I wrote this long explanation of how I came to be reading Translation State perhaps to avoid having to write much about it at all. As with every Leckie book I've read, I feel unable or somehow unqualified to speak to it at any length. I enjoyed it. I realized after finishing it that there were links to the Ancillary books that I hadn't totally picked up on. Maybe I need to go back to those. Maybe if I did, I'd have more to say.
After finishing Translation State I did, of course, briefly think I'd return to The Line of Beauty, but a few pages in, I decided to set it down again and embark on another book I'd recently acquired (I took advantage of bookshop.org's free shipping day): Eduardo Halfon's Canción. I didn't even know Halfon had a new (if 2022 counts as new) book out. I searched his name on a whim and saw there was one I hadn't read, so I ordered it. This book centers on the story of Halfon's Lebanese grandfather, who emigrated to Guatemala sometime before WWII and who was kidnapped there in 1967 during the Civil War. I always enjoy the meandering way Halfon tells stories, where the significance of various characters or anecdotes only becomes clear later (if it becomes clear). Reading Canción, I was again fascinated by the unexpected world Halfon's books open up. Just his own family history begins to dismantle things that I thought I knew or unconsciously assumed about Guatemala, about interwar immigration, about – in this case – Lebanon, which I discovered I knew even less about that I thought I did.

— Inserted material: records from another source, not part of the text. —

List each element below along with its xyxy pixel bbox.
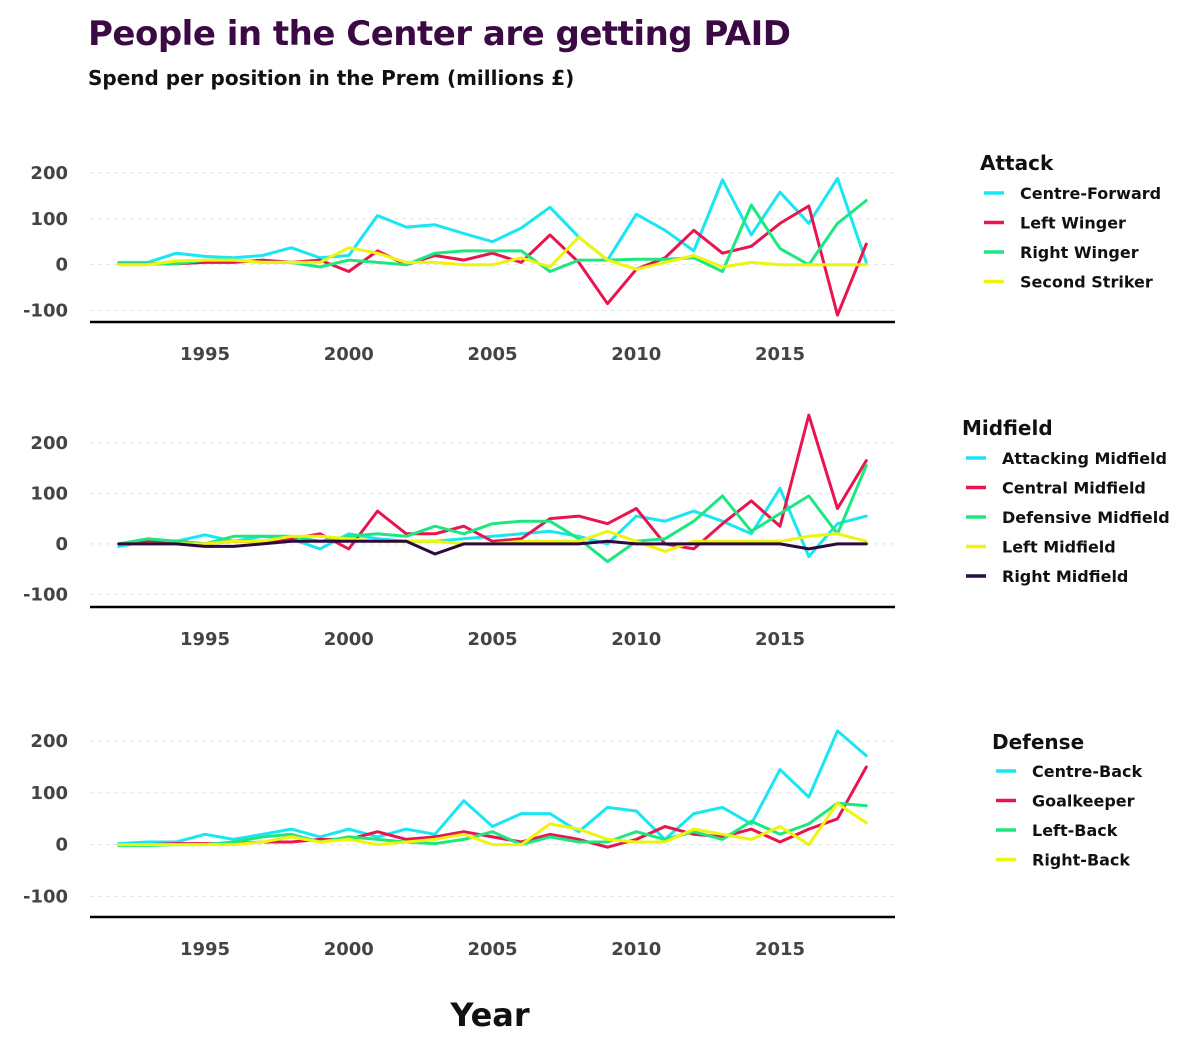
attack-x-tick-label: 2005 (467, 344, 517, 365)
midfield-x-tick-label: 2000 (324, 629, 374, 650)
page-title: People in the Center are getting PAID (88, 14, 791, 54)
midfield-series-line-defensive-midfield (117, 464, 868, 564)
midfield-y-tick-label: -100 (23, 584, 68, 605)
x-axis-label: Year (450, 996, 530, 1034)
page-subtitle: Spend per position in the Prem (millions… (88, 66, 575, 90)
midfield-legend-label: Attacking Midfield (1002, 449, 1167, 468)
midfield-x-tick-label: 2005 (467, 629, 517, 650)
defense-x-tick-label: 1995 (180, 939, 230, 960)
defense-series-line-centre-back (117, 729, 868, 846)
attack-x-tick-label: 2000 (324, 344, 374, 365)
attack-legend-label: Second Striker (1020, 273, 1153, 292)
midfield-x-tick-label: 1995 (180, 629, 230, 650)
attack-chart-panel: -100 0 100 200 1995 2000 2005 2010 2015 Attack Cen… (23, 151, 1161, 365)
defense-y-tick-label: -100 (23, 886, 68, 907)
midfield-x-tick-label: 2010 (611, 629, 661, 650)
attack-y-tick-label: 100 (30, 209, 68, 230)
defense-legend-label: Left-Back (1032, 821, 1118, 840)
midfield-legend-label: Defensive Midfield (1002, 508, 1170, 527)
midfield-y-tick-label: 0 (55, 534, 68, 555)
defense-chart-panel: -100 0 100 200 1995 2000 2005 2010 2015 Defense Ce… (23, 729, 1142, 960)
defense-legend-label: Goalkeeper (1032, 792, 1135, 811)
midfield-legend-label: Left Midfield (1002, 538, 1116, 557)
attack-legend-label: Centre-Forward (1020, 184, 1161, 203)
midfield-legend-title: Midfield (962, 416, 1053, 440)
attack-x-tick-label: 2010 (611, 344, 661, 365)
attack-x-tick-label: 1995 (180, 344, 230, 365)
defense-y-tick-label: 0 (55, 835, 68, 856)
defense-x-tick-label: 2000 (324, 939, 374, 960)
midfield-legend-label: Right Midfield (1002, 567, 1128, 586)
attack-x-tick-label: 2015 (755, 344, 805, 365)
defense-legend-title: Defense (992, 730, 1084, 754)
attack-series-line-second-striker (117, 235, 868, 271)
defense-x-tick-label: 2010 (611, 939, 661, 960)
midfield-y-tick-label: 200 (30, 433, 68, 454)
defense-legend-label: Centre-Back (1032, 762, 1142, 781)
midfield-legend-label: Central Midfield (1002, 479, 1146, 498)
defense-legend-label: Right-Back (1032, 851, 1130, 870)
attack-y-tick-label: -100 (23, 301, 68, 322)
midfield-y-tick-label: 100 (30, 483, 68, 504)
midfield-series-line-attacking-midfield (117, 486, 868, 558)
defense-y-tick-label: 100 (30, 783, 68, 804)
defense-y-tick-label: 200 (30, 731, 68, 752)
defense-series-line-left-back (117, 801, 868, 848)
defense-x-tick-label: 2015 (755, 939, 805, 960)
midfield-chart-panel: -100 0 100 200 1995 2000 2005 2010 2015 Midfield A… (23, 413, 1170, 650)
defense-series-line-right-back (117, 801, 868, 847)
attack-y-tick-label: 200 (30, 163, 68, 184)
attack-legend-label: Right Winger (1020, 243, 1139, 262)
defense-x-tick-label: 2005 (467, 939, 517, 960)
attack-legend-title: Attack (980, 151, 1054, 175)
defense-series-line-goalkeeper (117, 765, 868, 849)
midfield-x-tick-label: 2015 (755, 629, 805, 650)
attack-legend-label: Left Winger (1020, 214, 1126, 233)
attack-series-line-centre-forward (117, 176, 868, 264)
attack-y-tick-label: 0 (55, 255, 68, 276)
midfield-series-line-right-midfield (117, 539, 868, 556)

I first read Halfon because he was Guatemalan and I hadn't read any books from Guatemala, but reading his books has opened my understanding about other parts of the world as well. In the very first pages of Canción, Halfon writes,
I had come to Japan to participate in a Lebanese writers' conference. After receiving the invitation a few weeks earlier, and after reading it and rereading it until I was sure it wasn't a mistake or a joke, I'd opened the closet to find my Lebanese disguise – among my many disguises – inherited from my paternal grandfather, born in Beirut. I'd never been to Japan before. And I had never been asked to be a Lebanese writer. A Jewish writer, yes. A Guatemalan writer, obviously. A Latin American writer, of course. A Central American writer, less and less. A U.S. writer, more and more. A Spanish writer, when traveling on that passport was desirable. A Polish writer, on one occasion, at a Barcelona bookstore that insisted – insists – on shelving my books in the Polish literature section. A French writer, since I lived for a time in Paris and some people assume I'm still there.
Is this a distillation of the absurdity of my world books project? It could be. But I've known it was flawed from the start and if I hadn't "needed" to read a Guatemalan writer, I might never have found my way to Halfon. Maybe this is the whole reason for the project.
*I could nitpick a few things about this list, but I'll limit myself to two: (1) It was really lacking in literature in translation, and (2) I find it weird that it included (at number 71) The Copenhagen Trilogy, a collection of books that were written in the 1960s/70s. Even the translations of the first two books in the trilogy date to the 1980s. This is not a 21st century book!